Synchroton Radiation
Synchrotron radiation refers to a type of radiation that occurs when particles are accelerated in an orbit around a large celestial object in a curved path. This happens when relativistic and ultrarelativistic electrons gyrate in a magnetic field which accelerates them on a curved path. Furthermore, synchrotron radiation is nonthermal, a term that describes the emission of high-energy particles. The particles gyrate in spiral moving from high to low-energy frequencies. If the gyrating particles remain constant it means that there is an energy source feeding the process, and radiation isn't emitted. Gas and dust particles of nebulae make this energy shift because of large celestial bodies, such as suns and planets, that emit massive magnetic fields found within nebulae.
The Crab Nebula
The Crab Nebula is an excellent source of synchrotron radiation. The nebula is a remnant of a supernova which was observed by the Chinese and Arab astronomers in 1054 A.D. The nebula has been a rich source of information and provides an excellent example of synchrotron radiation. The characteristic red light emitted by the Crab Nebula is a visible testament of gyrating hydrogen atoms moving from high to low energy frequencies along a magnetic curve and emitting synchrotron radiation.
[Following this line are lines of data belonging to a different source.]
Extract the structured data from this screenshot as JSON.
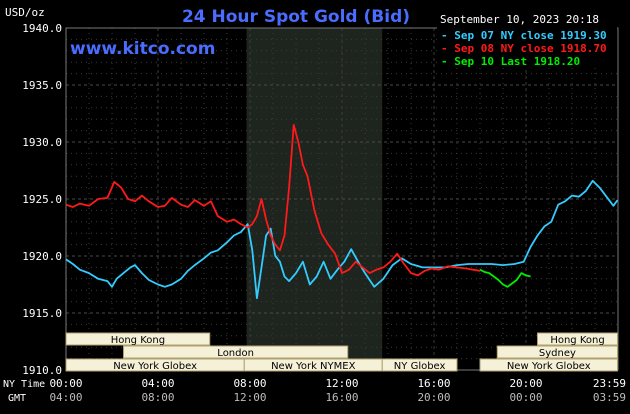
{
  "header": {
    "unit_label": "USD/oz",
    "title": "24 Hour Spot Gold (Bid)",
    "datetime": "September 10, 2023 20:18",
    "watermark": "www.kitco.com"
  },
  "colors": {
    "background": "#000000",
    "plot_bg": "#000000",
    "grid": "#3a3a3a",
    "highlight": "#1e241e",
    "text": "#ffffff",
    "title": "#4a6cff",
    "watermark": "#4a6cff",
    "session_fill": "#f5f0d8",
    "session_text": "#000000",
    "gmt_text": "#bdbdbd"
  },
  "chart_data": {
    "type": "line",
    "title": "24 Hour Spot Gold (Bid)",
    "ylabel": "USD/oz",
    "ylim": [
      1910,
      1940
    ],
    "y_ticks": [
      "1940.0",
      "1935.0",
      "1930.0",
      "1925.0",
      "1920.0",
      "1915.0",
      "1910.0"
    ],
    "x_ticks_ny": [
      "00:00",
      "04:00",
      "08:00",
      "12:00",
      "16:00",
      "20:00",
      "23:59"
    ],
    "x_ticks_gmt": [
      "04:00",
      "08:00",
      "12:00",
      "16:00",
      "20:00",
      "00:00",
      "03:59"
    ],
    "x_row_labels": {
      "ny": "NY Time",
      "gmt": "GMT"
    },
    "highlight_range_hours": [
      7.85,
      13.75
    ],
    "legend": [
      {
        "label": "Sep 07 NY close 1919.30",
        "color": "#33ccff"
      },
      {
        "label": "Sep 08 NY close 1918.70",
        "color": "#ff1a1a"
      },
      {
        "label": "Sep 10 Last 1918.20",
        "color": "#00ee00"
      }
    ],
    "series": [
      {
        "name": "Sep 07 NY close 1919.30",
        "color": "#33ccff",
        "x": [
          0,
          0.3,
          0.6,
          1.0,
          1.4,
          1.8,
          2.0,
          2.2,
          2.5,
          2.8,
          3.0,
          3.3,
          3.6,
          4.0,
          4.3,
          4.6,
          5.0,
          5.3,
          5.6,
          6.0,
          6.3,
          6.6,
          7.0,
          7.3,
          7.6,
          7.9,
          8.1,
          8.3,
          8.5,
          8.7,
          8.9,
          9.1,
          9.3,
          9.5,
          9.7,
          10.0,
          10.3,
          10.6,
          10.9,
          11.2,
          11.5,
          11.8,
          12.1,
          12.4,
          12.7,
          13.0,
          13.4,
          13.8,
          14.2,
          14.6,
          15.0,
          15.5,
          16.0,
          16.5,
          17.0,
          17.5,
          18.0,
          18.5,
          19.0,
          19.5,
          19.9,
          20.2,
          20.5,
          20.8,
          21.1,
          21.4,
          21.7,
          22.0,
          22.3,
          22.6,
          22.9,
          23.2,
          23.5,
          23.8,
          23.98
        ],
        "y": [
          1919.7,
          1919.3,
          1918.8,
          1918.5,
          1918.0,
          1917.8,
          1917.3,
          1918.0,
          1918.5,
          1919.0,
          1919.2,
          1918.5,
          1917.9,
          1917.5,
          1917.3,
          1917.5,
          1918.0,
          1918.7,
          1919.2,
          1919.8,
          1920.3,
          1920.5,
          1921.2,
          1921.8,
          1922.1,
          1922.8,
          1920.5,
          1916.3,
          1919.0,
          1921.8,
          1922.4,
          1920.0,
          1919.5,
          1918.2,
          1917.8,
          1918.5,
          1919.5,
          1917.5,
          1918.2,
          1919.5,
          1918.0,
          1918.8,
          1919.5,
          1920.6,
          1919.5,
          1918.5,
          1917.3,
          1918.0,
          1919.2,
          1919.8,
          1919.3,
          1919.0,
          1919.0,
          1919.0,
          1919.2,
          1919.3,
          1919.3,
          1919.3,
          1919.2,
          1919.3,
          1919.5,
          1920.8,
          1921.8,
          1922.6,
          1923.0,
          1924.5,
          1924.8,
          1925.3,
          1925.2,
          1925.7,
          1926.6,
          1926.0,
          1925.2,
          1924.4,
          1924.9
        ]
      },
      {
        "name": "Sep 08 NY close 1918.70",
        "color": "#ff1a1a",
        "x": [
          0,
          0.3,
          0.6,
          1.0,
          1.4,
          1.8,
          2.1,
          2.4,
          2.7,
          3.0,
          3.3,
          3.6,
          4.0,
          4.3,
          4.6,
          5.0,
          5.3,
          5.6,
          6.0,
          6.3,
          6.6,
          7.0,
          7.3,
          7.6,
          7.9,
          8.1,
          8.3,
          8.5,
          8.7,
          8.9,
          9.1,
          9.3,
          9.5,
          9.7,
          9.9,
          10.1,
          10.3,
          10.5,
          10.8,
          11.1,
          11.4,
          11.7,
          12.0,
          12.3,
          12.6,
          12.9,
          13.2,
          13.5,
          13.8,
          14.1,
          14.4,
          14.7,
          15.0,
          15.3,
          15.6,
          15.9,
          16.2,
          16.6,
          17.0,
          17.4,
          17.7,
          18.0
        ],
        "y": [
          1924.5,
          1924.3,
          1924.6,
          1924.4,
          1925.0,
          1925.1,
          1926.5,
          1926.0,
          1925.0,
          1924.8,
          1925.3,
          1924.8,
          1924.3,
          1924.4,
          1925.1,
          1924.5,
          1924.3,
          1924.9,
          1924.4,
          1924.8,
          1923.5,
          1923.0,
          1923.2,
          1922.8,
          1922.5,
          1922.8,
          1923.5,
          1925.0,
          1923.2,
          1921.8,
          1921.0,
          1920.5,
          1921.8,
          1926.0,
          1931.5,
          1930.0,
          1928.0,
          1927.0,
          1924.0,
          1922.0,
          1921.0,
          1920.2,
          1918.5,
          1918.8,
          1919.5,
          1919.0,
          1918.5,
          1918.8,
          1919.0,
          1919.5,
          1920.2,
          1919.3,
          1918.5,
          1918.3,
          1918.7,
          1918.9,
          1918.8,
          1919.1,
          1919.0,
          1918.9,
          1918.8,
          1918.7
        ]
      },
      {
        "name": "Sep 10 Last 1918.20",
        "color": "#00ee00",
        "x": [
          18.0,
          18.2,
          18.4,
          18.6,
          18.8,
          19.0,
          19.2,
          19.4,
          19.6,
          19.8,
          20.0,
          20.2
        ],
        "y": [
          1918.8,
          1918.6,
          1918.5,
          1918.2,
          1917.9,
          1917.5,
          1917.3,
          1917.6,
          1917.9,
          1918.5,
          1918.3,
          1918.2
        ]
      }
    ],
    "sessions": [
      {
        "label": "Hong Kong",
        "start": 0,
        "end": 6.25,
        "row": 0
      },
      {
        "label": "London",
        "start": 2.5,
        "end": 12.25,
        "row": 1
      },
      {
        "label": "New York Globex",
        "start": 0,
        "end": 7.75,
        "row": 2
      },
      {
        "label": "New York NYMEX",
        "start": 7.75,
        "end": 13.75,
        "row": 2
      },
      {
        "label": "NY Globex",
        "start": 13.75,
        "end": 17.0,
        "row": 2
      },
      {
        "label": "Hong Kong",
        "start": 20.5,
        "end": 23.98,
        "row": 0
      },
      {
        "label": "Sydney",
        "start": 18.75,
        "end": 23.98,
        "row": 1
      },
      {
        "label": "New York Globex",
        "start": 18.0,
        "end": 23.98,
        "row": 2
      }
    ]
  }
}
Other Types of Radiation Found In Nebulae
Although nebulae themselves are only capable of emitting synchrotron radiation, plenty of other forms of radiation called electromagnetic radiation are emitted from celestial bodies found within nebulae. Suns are the primary source of radiation in the universe because they heat the gases to extreme temperatures that infusion and split atoms. Suns produce ultraviolet, infrared, x-rays and gamma rays, all of which are highly irradiated. Of these, gamma rays are the most harmful and happen when atoms are accelerated to extreme speeds by heat. Electromagnetic radiation is best described as a stream of photons that moves at the speed of light. The wave length and frequency of this stream of photons is what distinguishes one type of electromagnetic radiation from another.